Devils Due has started publishing their comic books on the kindle with a selection of comic books that are the best sellers in some ways for Devils Due. There are approximately 40 titles up today for the company, but we are hoping to see more back issues and harder to find comic books. Of course I personally want to see Hack Slash on kindle, but I might have to wait for that for a bit due to the licensing issues with the title.
This is good news for a lot of people with kindles but I am still wondering about the transitory nature of e-books, and the value that consumers put on them. While I do understand that books are going to go in this direction, and lead to increased sales, and are generally good because they are a “fire and forget” process for the publisher, I still wonder about collectors. I also wonder about piracy and DRM, and how we are going to address those issues without the major screw-ups of the RIAA and MPAA in the process. I see the industry plunging in without working with the corner comic book market remaining intact. For some this will be good, for others, maybe not so much.
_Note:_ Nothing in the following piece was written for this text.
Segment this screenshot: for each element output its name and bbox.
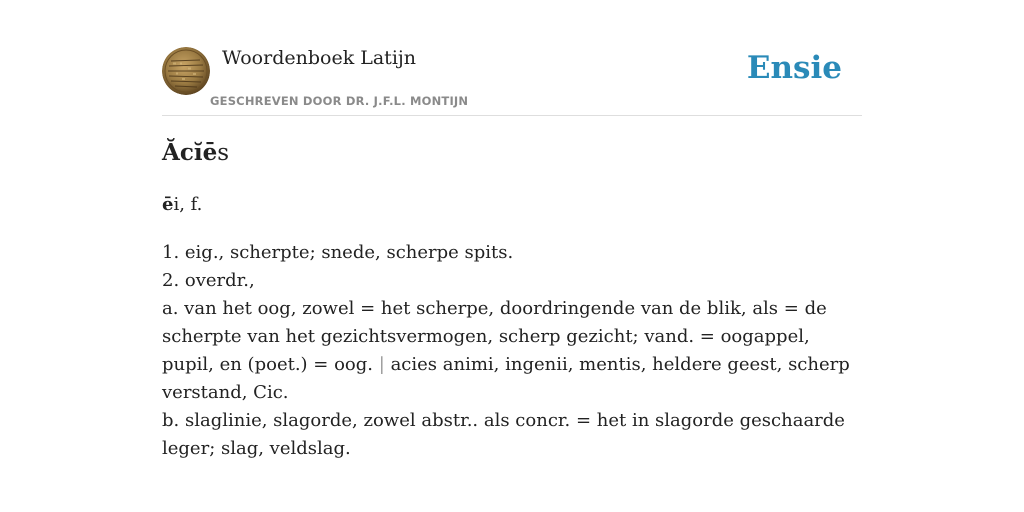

I see ebooks and ecomics putting pressure not just on collectors, but on how we do collectable comic books. While I think that what DDP (Devils Due Publishing) is awesome, what about the collector community? Those people who want to own physical property that can be resold rather than an electronic book that cannot be resold, traded, or generally loaned to your slow reading friend so that they can read it along the way. We miss something when we cannot share with our friends. Ebooks are a reality, I get that, but I think the collector community is going to go a different direction.
It is already almost impossible to get DDP titles, as the retailer and distributor channels clear of inventory, those titles that are for sale as a physical product are going to see a massive increase in prices. This is good for retailers, but not so good for DDP because they won’t see any of it. The ebooks generally leave people happy with what they purchased, but retailers are out of that side of the food chain. Rather we get a link back to the ComiXology store and a percentage of sales just like you would with Amazon, and we all know how well that worked for people in Illinois and New York. Affiliate sales are going to be problematic as states start increasing their demands for tax dollars.
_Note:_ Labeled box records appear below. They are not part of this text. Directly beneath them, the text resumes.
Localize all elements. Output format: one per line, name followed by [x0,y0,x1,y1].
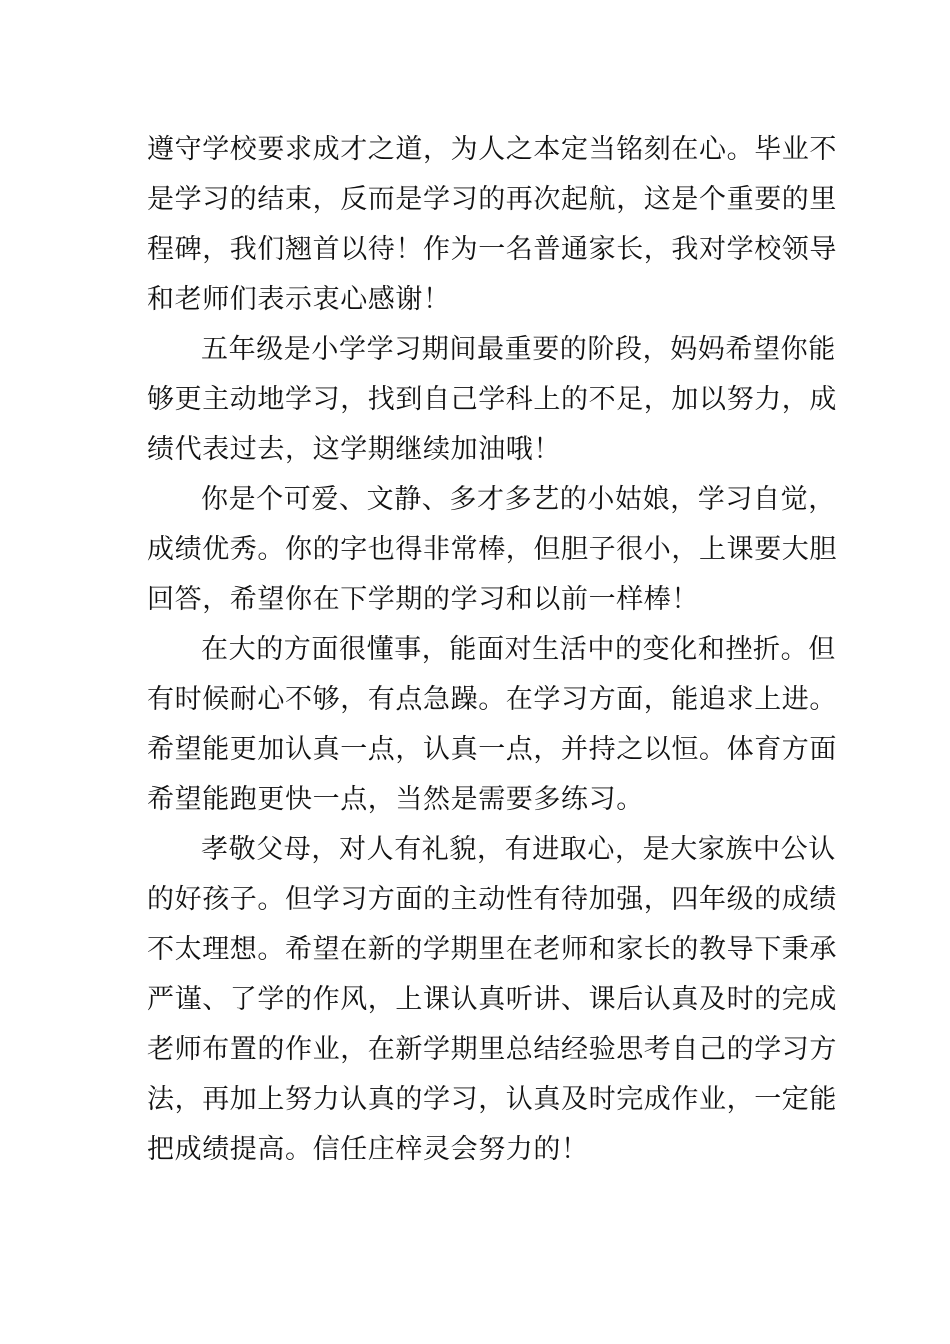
document-body [147,125,837,1175]
text-line: 法，再加上努力认真的学习，认真及时完成作业，一定能 [147,1084,837,1115]
text-line: 希望能更加认真一点，认真一点，并持之以恒。体育方面 [147,734,837,765]
text-line: 希望能跑更快一点，当然是需要多练习。 [147,784,644,815]
text-line: 五年级是小学学习期间最重要的阶段，妈妈希望你能 [201,334,836,365]
paragraph [147,325,837,475]
text-line: 有时候耐心不够，有点急躁。在学习方面，能追求上进。 [147,684,837,715]
text-line: 老师布置的作业，在新学期里总结经验思考自己的学习方 [147,1034,837,1065]
text-line: 不太理想。希望在新的学期里在老师和家长的教导下秉承 [147,934,837,965]
paragraph [147,475,837,625]
text-line: 遵守学校要求成才之道，为人之本定当铭刻在心。毕业不 [147,134,837,165]
text-line: 的好孩子。但学习方面的主动性有待加强，四年级的成绩 [147,884,837,915]
text-line: 是学习的结束，反而是学习的再次起航，这是个重要的里 [147,184,837,215]
text-line: 成绩优秀。你的字也得非常棒，但胆子很小，上课要大胆 [147,534,837,565]
text-line: 回答，希望你在下学期的学习和以前一样棒！ [147,584,699,615]
paragraph [147,825,837,1175]
paragraph [147,125,837,325]
text-line: 孝敬父母，对人有礼貌，有进取心，是大家族中公认 [201,834,836,865]
text-line: 严谨、了学的作风，上课认真听讲、课后认真及时的完成 [147,984,837,1015]
text-line: 绩代表过去，这学期继续加油哦！ [147,434,561,465]
text-line: 够更主动地学习，找到自己学科上的不足，加以努力，成 [147,384,837,415]
text-line: 你是个可爱、文静、多才多艺的小姑娘，学习自觉， [201,484,836,515]
text-line: 在大的方面很懂事，能面对生活中的变化和挫折。但 [201,634,836,665]
paragraph [147,625,837,825]
text-line: 程碑，我们翘首以待！作为一名普通家长，我对学校领导 [147,234,837,265]
text-line: 和老师们表示衷心感谢！ [147,284,451,315]
text-line: 把成绩提高。信任庄梓灵会努力的！ [147,1134,589,1165]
Generally I do not abhor this new world, I think it is good for the general purchasing public, but I see a lot of backend issues that we have not solved yet. Affiliate sales and sales tax, how to manage people who need or want a physical copy, collectors who are going to want limited edition runs to buy, sell and trade. The comic book industry has not even begun to address these issues; rather we are plunging headlong in to the ecomic book process without taking a look at the entire food chain, and how to keep everyone alive and happy during the transition. We are making the same mistakes as the music industry and as the movie industry. It is sad to see history repeat itself.
You can already find a lot of the DDP titles on bittorrent sites (checked ISO Hunt, if it is there it is everywhere), and digital goods are easily pirated. While there might be kindle DRM, it was broken long ago, and will continue to be broken. No one in the comic book industry that I know of today has discussed piracy and how to manage it.
We move rapidly to our savior for publishers using ebooks, which is fine, but like many other industries we have not worked out how we are going to address the structural and economic issues that ecomics represent. I see a lot of local comic book stores closing as publishers go direct to retail in the ecomic market because affiliate sales just simply will not fill in the gap for retail sales. I see a lot more piracy without a statement from anyone on how they are going to deal with it. And I see an entire audience missed because we are not addressing the collector community. The comics industry hopefully will not botch this one like the RIAA and MPAA. There is room here for everyone, and the first question we need to ask is if we chose not to preserve the current system, what system do we replace it with?